Berpuasa (Mestinya) Beuneur
Nabi Muhammad saw selalu mewanti-wanti pada umatnya yang berpuasa Ramadan dengan sabdanya, "Betapa banyak yang berpuasa, tapi muspra, karena sekadar menahan lapar dan haus."
Berkaitan dengan sabda Nabi ini, ada kisah menarik bahwa suatu hari di Bulan Ramadan, Rasul saw lewat di suatu rumah dan mendengar dengan jelas seorang majikan sedang memarahi dan memaki-maki pembantunya. Rasul menghampiri majikan itu sambil membawa makanan dan menyuruhnya untuk berbuka.
Seorang majikan tersebut merasa heran dan bertanya-tanya, kenapa Rasul memperlakukannya seperti ini, padahal ia sedang berpuasa.

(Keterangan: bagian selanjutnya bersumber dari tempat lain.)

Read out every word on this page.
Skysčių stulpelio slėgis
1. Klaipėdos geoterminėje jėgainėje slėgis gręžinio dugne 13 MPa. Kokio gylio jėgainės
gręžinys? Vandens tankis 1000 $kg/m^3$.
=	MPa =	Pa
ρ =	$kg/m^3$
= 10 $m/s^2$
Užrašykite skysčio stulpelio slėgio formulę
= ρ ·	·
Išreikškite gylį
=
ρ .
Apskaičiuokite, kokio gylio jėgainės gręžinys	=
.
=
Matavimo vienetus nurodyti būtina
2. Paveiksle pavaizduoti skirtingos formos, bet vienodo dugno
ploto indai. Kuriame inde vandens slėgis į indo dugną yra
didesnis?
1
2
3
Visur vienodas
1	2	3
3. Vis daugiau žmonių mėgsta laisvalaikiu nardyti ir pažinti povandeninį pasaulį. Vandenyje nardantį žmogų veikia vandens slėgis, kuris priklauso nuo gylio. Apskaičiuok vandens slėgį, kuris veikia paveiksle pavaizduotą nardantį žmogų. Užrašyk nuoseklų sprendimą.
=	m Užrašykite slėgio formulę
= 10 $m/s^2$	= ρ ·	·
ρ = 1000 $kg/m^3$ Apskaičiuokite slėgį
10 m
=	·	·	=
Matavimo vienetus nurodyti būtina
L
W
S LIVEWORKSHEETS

Kata Rasul, "Bagaimana mungkin anda berpuasa, sedangkan aku mendengar anda tadi memarahi dan memaki-maki pembantumu?" Makanya, "Begitu banyak orang berpuasa tetapi ia tidak mendapatkan apa-apa (makna) dari puasanya, kecuali rasa lapar dan haus." Rasul menutup sabdanya.
Berpuasa itu mestinya tidak berhenti pada kondisi yang sekadar menahan diri untuk tidak makan, tidak minum, dan tidak berhubungan seks beserta hal-hal yang membatalkan puasa di siang hari. Tapi lebih daripada itu, mestinya sampai pada kondisi menahan diri, mengendalikan hawa nafsu, dan menghindari perbuatan yang keji dan tidak terpuji.

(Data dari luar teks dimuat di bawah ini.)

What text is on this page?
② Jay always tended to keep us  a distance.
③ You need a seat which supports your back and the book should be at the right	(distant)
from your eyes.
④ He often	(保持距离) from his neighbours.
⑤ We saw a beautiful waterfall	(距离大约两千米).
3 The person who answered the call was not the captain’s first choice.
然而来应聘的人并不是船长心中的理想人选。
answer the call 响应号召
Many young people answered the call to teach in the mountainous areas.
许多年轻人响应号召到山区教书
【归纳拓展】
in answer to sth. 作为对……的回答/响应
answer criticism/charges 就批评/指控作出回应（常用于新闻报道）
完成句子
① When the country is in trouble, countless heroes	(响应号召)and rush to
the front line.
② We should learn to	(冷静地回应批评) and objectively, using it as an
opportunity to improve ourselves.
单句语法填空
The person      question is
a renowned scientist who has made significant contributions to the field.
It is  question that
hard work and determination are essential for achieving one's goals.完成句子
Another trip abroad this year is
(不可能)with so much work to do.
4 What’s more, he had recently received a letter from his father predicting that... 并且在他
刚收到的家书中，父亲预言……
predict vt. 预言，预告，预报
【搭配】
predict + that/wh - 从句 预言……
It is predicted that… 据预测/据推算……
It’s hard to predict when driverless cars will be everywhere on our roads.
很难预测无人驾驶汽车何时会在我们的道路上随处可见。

Bahkan, berpuasa itu mestinya lebih bersifat esoterik dan metafisik, yakni hanya berorientasi dan memfokuskan diri pada keridaan Allah semata. Artinya, terbebaskan dari kebutuhan dan kecenderungan perilaku yang bersifat eksoterik dan duniawi yang dapat merendahkan marwah (martabat dan derajat) kemanusiaan dan hamba-Nya yang paling mulia.
Ramadan hanyalah momentum dan madrasah selama sebulan. Tapi, dalam sebulan ini, mampukah kita memanfaatkannya semaksimal mungkin sehingga memiliki efek positif pada sebelas bulan berikutnya?

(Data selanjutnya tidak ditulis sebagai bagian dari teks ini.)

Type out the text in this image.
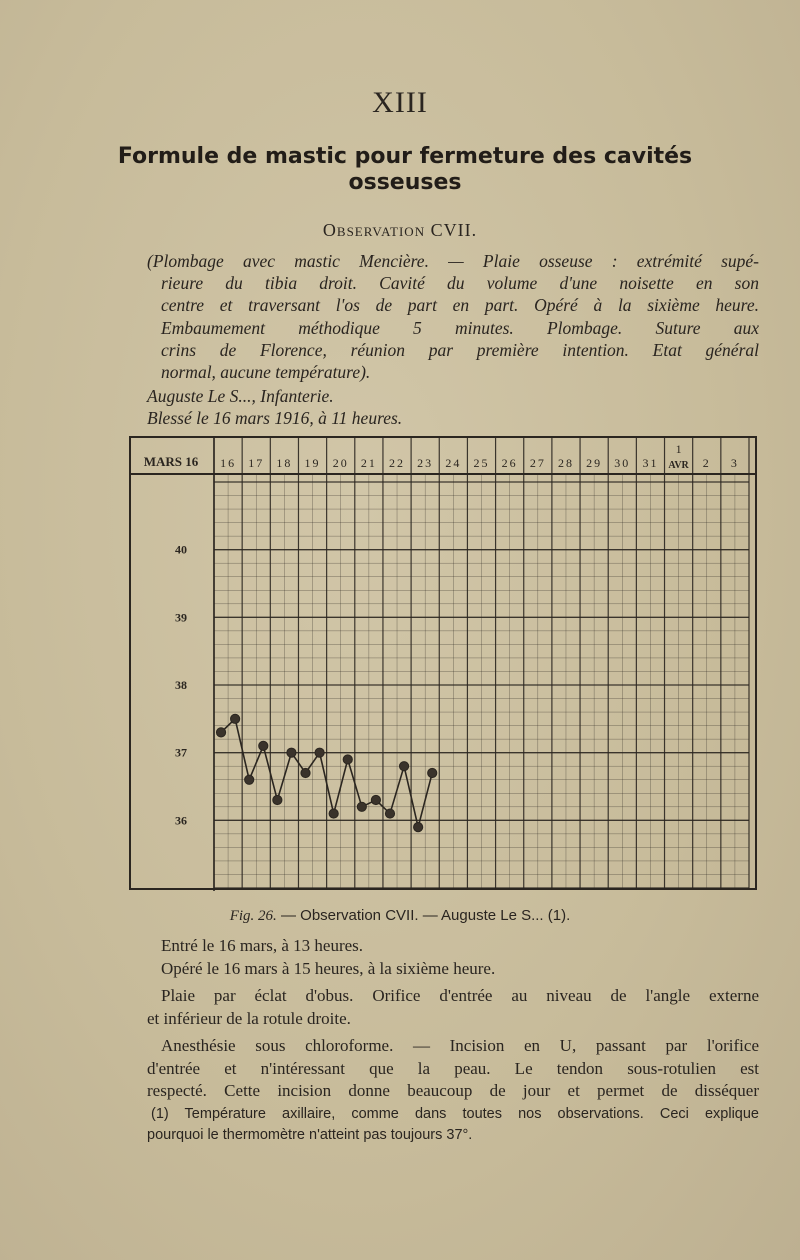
XIII
Formule de mastic pour fermeture des cavités
osseuses
Observation CVII.
(Plombage avec mastic Mencière. — Plaie osseuse : extrémité supé-
rieure du tibia droit. Cavité du volume d'une noisette en son
centre et traversant l'os de part en part. Opéré à la sixième heure.
Embaumement méthodique 5 minutes. Plombage. Suture aux
crins de Florence, réunion par première intention. Etat général
normal, aucune température).
Auguste Le S..., Infanterie.
Blessé le 16 mars 1916, à 11 heures.
MARS 16 16 17 18 19 20 21 22 23 24 25 26 27 28 29 30 31
1
AVR 2 3
40
39
38
37
36
Fig. 26. — Observation CVII. — Auguste Le S... (1).
Entré le 16 mars, à 13 heures.
Opéré le 16 mars à 15 heures, à la sixième heure.
Plaie par éclat d'obus. Orifice d'entrée au niveau de l'angle externe
et inférieur de la rotule droite.
Anesthésie sous chloroforme. — Incision en U, passant par l'orifice
d'entrée et n'intéressant que la peau. Le tendon sous-rotulien est
respecté. Cette incision donne beaucoup de jour et permet de disséquer
(1) Température axillaire, comme dans toutes nos observations. Ceci explique
pourquoi le thermomètre n'atteint pas toujours 37°.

Tradisi baik di Bulan Ramadan yang kita lakukan ibarat menenun kain. Jangan sampai kita mengoyak kain yang sudah utuh dan kuat itu yang selama sebulan penuh dengan susah payah kita tenun, terurai menjadi utasan benang kembali. (Q.S. An Nahl ayat 92). Sungguh kerja yang sia-sia. Artinya, semangat keberagamaan yang menggebu dan cahaya spiritual yang berpendar selama sebulan penuh di Bulan Ramadan, jangan sampai melemah dan meredup kembali di bulan-bulan di luar Ramadan.
Tradisi tadarusan, qiyamul lail, bersedekah, dan seterusnya yang merupakan amalan-amalan baik lainnya selama Ramadan, harus terus dirawat pada bulan-bulan di luar Ramadan. Jangan sampai berhenti pada Ramadan ini saja. Makanya, diharapkan di Bulan Ramadan ini, kita berpuasa selain harus benar tapi juga beuneur.
Benar artinya sesuai dengan yang disyariatkan. Memenuhi syarat, rukun dan hal-hal yang membatalkan puasa secara fiqih. Sedangkan yang namanya beuneur (Sunda) artinya berisi. Lawannya adalah hapa (Sunda) atau gabuk (Jawa) artinya hampa, kosong, tak berisi.
Oleh karena itu, dalam literatur kitab klasik, misalnya, Kitab Ihya Ulumuddin, Imam Al-Ghazali (wafat tahun 505 H) memilah ritual puasa kepada tiga level: Shaum al-'umum (puasa umum), shaum al-khusus (puasa khusus), dan shaum khusus al-khusus (puasa super khusus).